WHEN THE CALVES CAME IN FEBRUARY, RAYMOND ROSE two and three times in the freezing night to check on the cattle he had noticed were showing springy and had begun to bag down, having moved the cattle into the corrals and loafing shed next to the barn in the days before. Once he was there he would check that the nose and the front feet were exposed and started out as normal, or he would catch the laboring cow and pull the calf with the calf-chain, ratcheting the calf out, and sew the cow up afterward and doctor her with antibiotics. So, for weeks of these indistinguishable days and nights, he was exhausted, he was worn out almost beyond thinking. He still had the ordinary daily chores and the hay-feeding to do as always, which by themselves would have been almost too much for one man to do and keep up with, but he was doing all of it alone now, since his brother had been killed in the previous fall. He went on regardless. He went on in a kind of daze. He found himself falling asleep at the kitchen table, noon and night and sometimes, though he’d just risen, in the mornings too when he sat down to his meager solitary hurried meal. Then he would wake an hour or two later, with his neck stiff and his hands numb and his tongue as dry as paper from having breathed through his open mouth for too long with his head lolled back against the chair back, and with the food before him already long gone cold on his plate and the black coffee on the table no longer even tepid in his cup. Then he would sit up and rouse himself and look around, study the light or the lack of it in the kitchen window, and push himself up from the old pinewood table and get into his canvas coveralls and overshoes again and pull on his wool cap and step outside into the winter cold once more. And then walk across the drive to the corrals and calving shed to begin it all again. This routine, day and night, lasted for something over a month.
So it was already the start of March before he felt rested enough to think he might allow himself a single night’s vacation in which to drive to town once again to the tavern on Main Street.
HE SET OUT ON A COOL FRESH NIGHT, DRESSED AGAIN IN his town clothes and his Bailey hat. He had shaved and washed up and had put on some of the cologne that Victoria had given him at Christmastime. It was a Saturday night, the sky overhead clear of any cloud, the stars as clean and bright as if they were no more distant than the next barbed-wire fence post standing up above the barrow ditch running beside the narrow blacktop highway, everything all around him distinct and unhidden. He loved how it all looked, except he would never have said it in that way. He might have said that this was just how it was supposed to look, out on the high plains at the end of winter, on a clear fresh night.

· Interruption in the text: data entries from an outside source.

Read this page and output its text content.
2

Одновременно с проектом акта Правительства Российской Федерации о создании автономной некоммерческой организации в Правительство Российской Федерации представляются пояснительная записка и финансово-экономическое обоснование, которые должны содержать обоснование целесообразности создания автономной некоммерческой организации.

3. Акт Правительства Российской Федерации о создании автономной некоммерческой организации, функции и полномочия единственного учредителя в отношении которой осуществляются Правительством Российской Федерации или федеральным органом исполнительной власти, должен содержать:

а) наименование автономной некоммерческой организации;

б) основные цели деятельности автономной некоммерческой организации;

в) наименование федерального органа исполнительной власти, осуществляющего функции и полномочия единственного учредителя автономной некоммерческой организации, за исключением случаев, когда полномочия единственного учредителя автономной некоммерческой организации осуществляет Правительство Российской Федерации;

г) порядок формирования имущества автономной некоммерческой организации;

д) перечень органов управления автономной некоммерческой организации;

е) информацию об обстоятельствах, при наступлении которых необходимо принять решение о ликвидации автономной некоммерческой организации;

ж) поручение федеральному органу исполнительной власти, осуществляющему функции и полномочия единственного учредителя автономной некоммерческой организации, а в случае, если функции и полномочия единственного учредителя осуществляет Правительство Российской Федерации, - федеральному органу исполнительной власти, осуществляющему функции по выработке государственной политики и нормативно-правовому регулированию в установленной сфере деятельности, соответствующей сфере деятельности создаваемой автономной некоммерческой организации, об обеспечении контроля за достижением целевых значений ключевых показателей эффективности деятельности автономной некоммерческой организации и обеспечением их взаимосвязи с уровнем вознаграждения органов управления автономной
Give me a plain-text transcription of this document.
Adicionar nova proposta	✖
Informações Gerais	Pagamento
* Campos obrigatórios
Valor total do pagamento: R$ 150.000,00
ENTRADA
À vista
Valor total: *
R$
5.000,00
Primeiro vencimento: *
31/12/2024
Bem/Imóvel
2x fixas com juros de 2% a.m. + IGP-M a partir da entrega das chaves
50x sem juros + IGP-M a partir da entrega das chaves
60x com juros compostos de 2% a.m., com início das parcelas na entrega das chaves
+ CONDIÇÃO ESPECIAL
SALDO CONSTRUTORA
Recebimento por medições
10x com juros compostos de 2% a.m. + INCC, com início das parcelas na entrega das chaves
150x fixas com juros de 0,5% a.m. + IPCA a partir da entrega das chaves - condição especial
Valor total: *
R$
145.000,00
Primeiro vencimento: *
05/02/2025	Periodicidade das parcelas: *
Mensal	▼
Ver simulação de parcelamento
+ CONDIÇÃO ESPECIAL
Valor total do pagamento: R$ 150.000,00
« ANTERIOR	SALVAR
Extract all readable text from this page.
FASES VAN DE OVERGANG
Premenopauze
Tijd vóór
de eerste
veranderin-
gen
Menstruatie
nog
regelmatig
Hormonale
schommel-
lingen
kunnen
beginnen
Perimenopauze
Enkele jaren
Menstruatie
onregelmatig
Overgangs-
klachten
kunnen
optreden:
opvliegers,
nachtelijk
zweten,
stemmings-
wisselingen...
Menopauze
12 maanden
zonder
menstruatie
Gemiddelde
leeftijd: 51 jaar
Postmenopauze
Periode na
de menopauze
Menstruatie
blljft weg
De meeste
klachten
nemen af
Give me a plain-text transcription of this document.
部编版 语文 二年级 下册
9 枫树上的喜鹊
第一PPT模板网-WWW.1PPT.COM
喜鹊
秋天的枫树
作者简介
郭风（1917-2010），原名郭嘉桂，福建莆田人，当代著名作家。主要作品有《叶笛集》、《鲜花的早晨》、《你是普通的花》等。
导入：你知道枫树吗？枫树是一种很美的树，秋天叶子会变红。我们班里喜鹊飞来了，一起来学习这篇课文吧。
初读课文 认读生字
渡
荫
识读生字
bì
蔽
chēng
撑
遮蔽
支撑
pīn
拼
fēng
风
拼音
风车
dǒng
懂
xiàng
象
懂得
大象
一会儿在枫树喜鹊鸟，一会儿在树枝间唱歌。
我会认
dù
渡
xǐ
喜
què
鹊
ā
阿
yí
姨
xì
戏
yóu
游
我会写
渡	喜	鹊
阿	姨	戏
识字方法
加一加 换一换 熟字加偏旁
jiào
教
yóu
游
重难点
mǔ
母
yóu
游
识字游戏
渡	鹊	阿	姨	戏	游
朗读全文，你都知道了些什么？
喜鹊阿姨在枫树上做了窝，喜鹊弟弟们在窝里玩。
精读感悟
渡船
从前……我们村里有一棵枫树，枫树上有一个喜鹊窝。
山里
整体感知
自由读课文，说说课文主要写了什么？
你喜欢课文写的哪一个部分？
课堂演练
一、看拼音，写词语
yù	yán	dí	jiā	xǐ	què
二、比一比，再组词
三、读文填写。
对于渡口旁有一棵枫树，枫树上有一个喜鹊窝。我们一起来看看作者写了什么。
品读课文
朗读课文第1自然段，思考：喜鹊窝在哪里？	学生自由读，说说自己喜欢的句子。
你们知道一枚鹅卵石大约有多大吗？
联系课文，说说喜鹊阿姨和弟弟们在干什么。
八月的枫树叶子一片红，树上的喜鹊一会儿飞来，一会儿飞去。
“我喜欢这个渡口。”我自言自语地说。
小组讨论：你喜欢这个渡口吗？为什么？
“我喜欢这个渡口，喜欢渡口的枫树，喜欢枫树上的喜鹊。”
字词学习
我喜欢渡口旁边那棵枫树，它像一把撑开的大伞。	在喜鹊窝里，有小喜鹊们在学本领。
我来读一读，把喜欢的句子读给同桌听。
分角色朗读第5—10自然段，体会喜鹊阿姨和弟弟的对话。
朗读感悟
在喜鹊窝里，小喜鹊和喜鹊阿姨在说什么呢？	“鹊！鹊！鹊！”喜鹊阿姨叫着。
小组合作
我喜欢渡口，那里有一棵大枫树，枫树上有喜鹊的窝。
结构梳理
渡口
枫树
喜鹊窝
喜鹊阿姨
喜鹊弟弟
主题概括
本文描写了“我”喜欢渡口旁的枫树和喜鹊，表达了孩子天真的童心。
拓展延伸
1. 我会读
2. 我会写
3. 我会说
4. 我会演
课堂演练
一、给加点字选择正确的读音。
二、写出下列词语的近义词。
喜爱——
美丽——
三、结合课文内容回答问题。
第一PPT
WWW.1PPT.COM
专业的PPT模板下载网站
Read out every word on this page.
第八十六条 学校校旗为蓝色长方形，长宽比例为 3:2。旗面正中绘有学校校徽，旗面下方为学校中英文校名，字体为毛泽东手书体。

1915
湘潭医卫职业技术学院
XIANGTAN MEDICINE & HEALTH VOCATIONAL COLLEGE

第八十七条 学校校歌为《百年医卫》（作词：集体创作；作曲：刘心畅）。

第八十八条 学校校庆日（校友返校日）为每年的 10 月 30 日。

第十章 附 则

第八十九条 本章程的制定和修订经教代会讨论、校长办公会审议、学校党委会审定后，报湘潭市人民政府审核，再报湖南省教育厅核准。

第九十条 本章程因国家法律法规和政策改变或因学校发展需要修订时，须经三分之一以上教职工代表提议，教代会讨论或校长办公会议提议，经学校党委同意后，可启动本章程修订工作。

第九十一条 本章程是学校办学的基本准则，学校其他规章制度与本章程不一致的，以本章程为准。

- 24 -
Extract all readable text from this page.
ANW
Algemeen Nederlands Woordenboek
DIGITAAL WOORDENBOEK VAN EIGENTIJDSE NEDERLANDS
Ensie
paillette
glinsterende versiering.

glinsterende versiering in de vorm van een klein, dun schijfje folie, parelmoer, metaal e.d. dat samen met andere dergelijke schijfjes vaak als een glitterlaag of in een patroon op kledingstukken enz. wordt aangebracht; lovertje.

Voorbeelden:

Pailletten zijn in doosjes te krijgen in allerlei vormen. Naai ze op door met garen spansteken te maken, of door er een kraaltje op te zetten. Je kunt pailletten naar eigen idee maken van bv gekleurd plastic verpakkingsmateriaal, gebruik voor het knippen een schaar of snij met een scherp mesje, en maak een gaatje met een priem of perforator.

In Holt he parked at the curb in front of the Holt Mercury newspaper offices, closed and darkened for the night, and walked up the block past the unlit stores to the corner. Inside the tavern it was just as before. The same noise and desolate country music, the men shooting pool at the tables in the back and the TV blaring over the bar, the long room just as crowded and smoky as it had been in December—all of it the same, except maybe a little more of it now, a little more gaiety, since it was a Saturday night.